La muchacha tiene los ojos semicerrados y recorre sin parar la plaza en un zigzag errático, sin rumbo aparente, como queriendo dibujar en el pavimento esas extrañas formas solo visibles desde el aire. Lleva la mascarilla quirúrgica en el cuello, y en su boca descubierta encadena un cigarrillo tras otro. No parece esperar a nadie ni da la sensación de que haya nadie esperándola en ningún hogar.
La noche es fresca, a pesar de que mayo agoniza, hace frío. La muchacha camina descalza. La luz blanquecina de las farolas, y su reverberación en los adoquines, produce la vana ilusión de que pasea sobre un lago de plomo fundido.

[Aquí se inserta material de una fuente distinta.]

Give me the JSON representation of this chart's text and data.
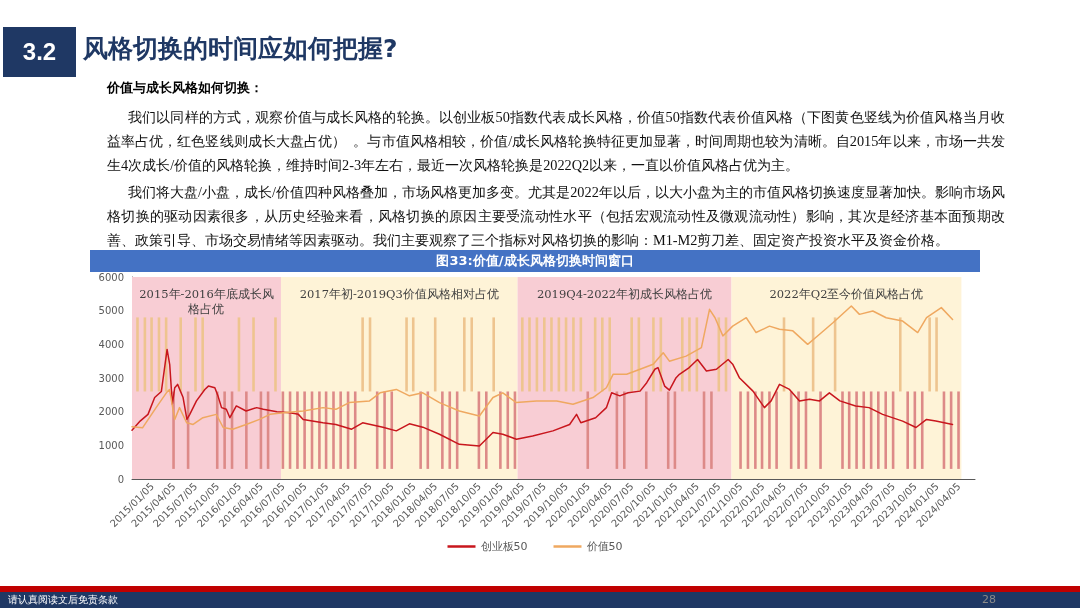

Un coche de policía pasa en absoluto silencio. El callado motor eléctrico hace que solo se oiga un leve roce de neumáticos en la calzada. El auto se detiene junto a la joven y los agentes cruzan unas palabras inaudibles con ella. El automóvil prosigue su ronda, continúa patrullando una ciudad que despierta de un largo confinamiento.
La muchacha, como en una extraña danza ritual, sigue dibujando las zigzagueantes e imaginarias figuras fractales en la plaza con sus pies descalzos. Abandono la atalaya nocturna de mi terraza en la que sobrevivo al insomnio que devora mi ánimo noche a noche. Desde el interior de casa, aun con la ventana cerrada para proteger el hogar de la fría madrugada, se siguen escuchando los pasos huesudos y cadenciosos de la muchacha como un mantra en un templo budista.